Is it relevant to your job to immediately recognize some large number of these? If not then the answer is "no". Most of us that studied biology don't know more than a handful of species names, that sort of thing is rarely useful for anyone to know. As a general rule of life, random facts like that aren't useful to memorize unless you want to take part in Jeopardy.

16 months ago
Carambakaracho ♦ 1.2k
Switzerland/Basel

One additional opinion: When dealing with different unicellular species or even metagenomic samples there's often not much more than the scientific name for a species, starting with well known examples like Escherichia coli or Bacillus subtilis, two fairly common bacteria without trivial names, afaik.

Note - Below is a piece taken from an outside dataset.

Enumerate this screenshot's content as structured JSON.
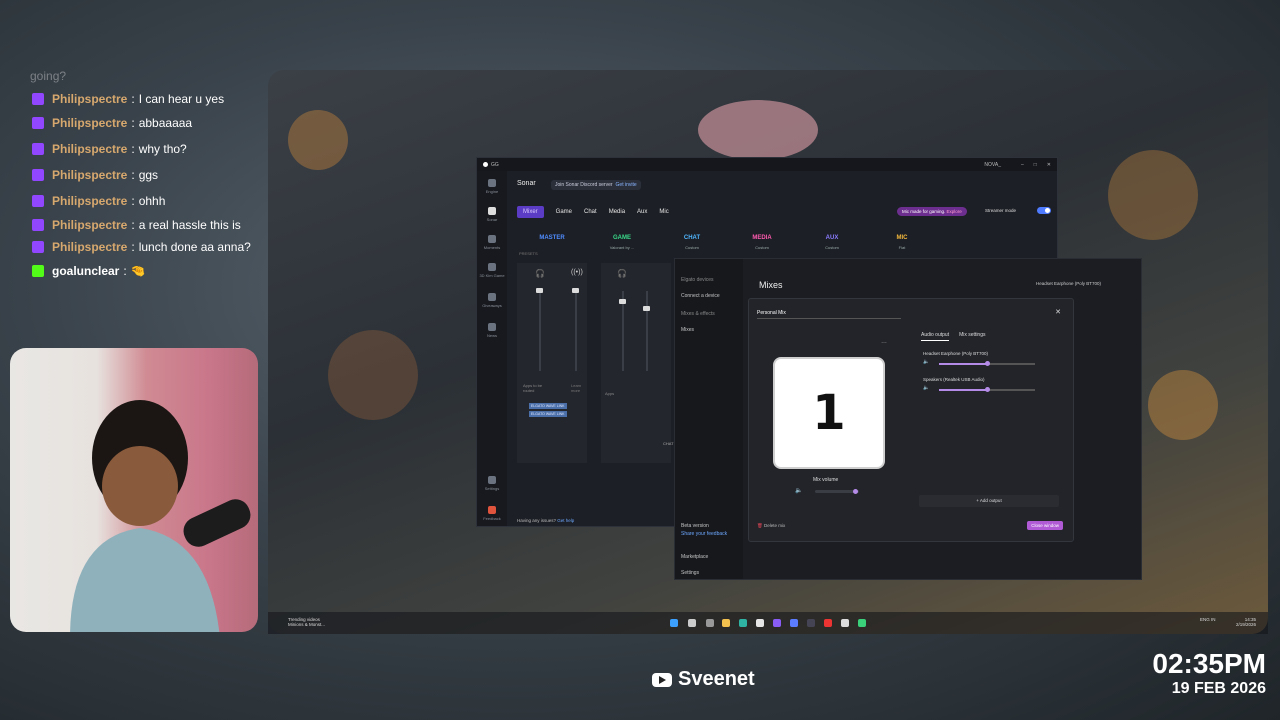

However, you will learn the ones you need as you go, after my studies I didn't know more than others mentioned before. Today, due to the position I work in I know dozens.

11 months ago
India

I think it is good to know the scientific names of model organisms or highly studied plant and animals. for example

Plants

• rice (Oryza)
• maize(Zea mays)
• wheat (Triticum)

Animals

• zebra fish (Danio rerio)
• fruit fly (Drosophila)

Remembering those will not harm. These are a handful of those which you will hear or read about frequently on scientific forums, conferences and seminars.

Apart from that, as suggested by fellow biostar users, no need to remember all of them (it is impossible !). Just google on case by case basis.

13 months ago
i.sudbery 4.7k
Sheffield, UK

To add to what others have said, knowing a lot of these is probably not useful, but being able to recognise the common ones will probably be helpful (know what they are when you see them, but neccesarily be able to write them yourself). I doubt anyone "learnt" these deliberately, they just become in grained over time, and everones list is different, but my list would be:

Homo sapiens (human)
Mus musculus (house mouse)
Drosophila melanogaster (fruit fly)
Danio rerio (zebra fish)
Caenorhabditis elegans (roundworm)
Arabidopsis thaliana (thale cress)
Saccharomyces cerevisiae (baker's/brewer's yeast)
Escherichia coli (the common model bacteria)

16 months ago
UK, Hinxton, EMBL-EBI

Whether you want to memorise the names or not, it's a matter of choice, time, effort you are willing to dedicate.

However we should comply with the the standards and recommendations on taxonomy, which in my view does share qualities with any ontology (i.e. hierarchy, standards).

Latin names for species should be in italics.

The genus component of the name should be in upper case e.g. Felis catus is OK, felis catus is not OK.

The species component of the name should be in lower case e.g. Mus musculus is OK, Mus Musculus is not OK.

Depending on the context, these rules could (would) be lifted. In you do code for example, you will not write those in italics.

I don't think there is such a thing as redundant information. The more you work with felic catus the more you will now it is Felis catus. The more you will know it equals cat.

It's important to get the name right. It's UniProt, not Uniprot or uniprot. It may sound pedantic. It may be pendantic. But we need to use the right name. The wrong piece of code may make a difference, give you an error or give you wrong output. So details are important.

I look at information as relevant information. Some is very relevant information, others not so much so.

Note, we say mm10 for the genome assembly for mouse, because mm = Mus musculus.